Grâce à cette société, les deux enfants d’immigrés figurent aujourd’hui parmi les 100 allemands les plus riches. BioNTech était valorisée à 4,6 milliards de dollars il y a un an. Elle est passée à plus de 21 milliards puis à de 25 milliards de dollars après l’annonce de l’efficacité du vaccin mis au point. Une valorisation qui devrait augmenter encore dès la mise en vente du vaccin.
Chez leur partenaire Pfizer, même s’il n’a pas participé à l’élaboration du vaccin puisqu’il est à la retraite depuis plusieurs années, un autre immigré y a connu lui aussi un fabuleux destin. Et il est d’Algérie. Mohand Sidi Saïd, est parti de Kabylie où il n’a connu l’école qu’âgé de 9 ans après avoir exercé de nombreux petits métiers ingrats, pour finir vice-président de la célèbre firme pharmaceutique mondiale.
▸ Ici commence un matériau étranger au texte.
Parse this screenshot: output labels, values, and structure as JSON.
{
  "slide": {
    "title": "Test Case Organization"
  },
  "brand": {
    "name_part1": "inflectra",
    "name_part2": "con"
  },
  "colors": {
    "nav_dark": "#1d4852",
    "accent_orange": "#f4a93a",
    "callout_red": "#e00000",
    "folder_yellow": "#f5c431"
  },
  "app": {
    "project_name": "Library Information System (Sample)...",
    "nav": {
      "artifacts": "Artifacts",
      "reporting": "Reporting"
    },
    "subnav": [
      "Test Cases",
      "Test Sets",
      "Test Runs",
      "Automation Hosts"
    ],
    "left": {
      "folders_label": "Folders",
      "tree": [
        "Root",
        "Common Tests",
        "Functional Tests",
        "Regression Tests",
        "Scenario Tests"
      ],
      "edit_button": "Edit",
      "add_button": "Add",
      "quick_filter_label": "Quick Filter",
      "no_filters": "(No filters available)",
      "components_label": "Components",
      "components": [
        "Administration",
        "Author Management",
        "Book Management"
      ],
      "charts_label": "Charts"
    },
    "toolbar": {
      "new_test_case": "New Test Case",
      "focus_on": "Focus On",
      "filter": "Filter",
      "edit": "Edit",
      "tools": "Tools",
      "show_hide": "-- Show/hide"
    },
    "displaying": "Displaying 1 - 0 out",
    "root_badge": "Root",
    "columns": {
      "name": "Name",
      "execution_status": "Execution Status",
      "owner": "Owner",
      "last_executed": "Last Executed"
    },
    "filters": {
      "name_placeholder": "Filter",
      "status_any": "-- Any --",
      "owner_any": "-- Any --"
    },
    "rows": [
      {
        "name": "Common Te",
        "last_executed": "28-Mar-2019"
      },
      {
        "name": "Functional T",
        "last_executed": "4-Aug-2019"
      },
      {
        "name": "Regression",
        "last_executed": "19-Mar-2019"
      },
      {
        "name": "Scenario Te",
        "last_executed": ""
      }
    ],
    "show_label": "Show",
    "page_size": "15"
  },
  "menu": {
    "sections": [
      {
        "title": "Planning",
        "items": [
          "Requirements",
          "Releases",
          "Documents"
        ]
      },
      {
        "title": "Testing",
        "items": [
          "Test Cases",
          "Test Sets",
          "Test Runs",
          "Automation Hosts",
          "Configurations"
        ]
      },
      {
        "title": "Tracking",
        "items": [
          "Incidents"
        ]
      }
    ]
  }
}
Il raconte tout cela dans un livre émouvant, « Du Djurdjura à Manhatan ». Pour beaucoup d’Algériens, le « rêve américain » s’est bien réalisé. Parmi eux le Dr Zerhouni, directeur de l’Agence américaine de la santé puis cadre dirigeant chez l’autre géant mondial Sanofi.
La prouesse d’Ugur Sahin et Ozlem Türeci ressemble à un conte de fée et rappelle que le talent, le travail et la persévérance finissent par payer même quand on vient de loin. Elle fait aussi marquer des points à l’Allemagne dont le modèle d’intégration, même s’il n’est pas le meilleur au monde, est au moins plus efficace que celui de ses grands voisins.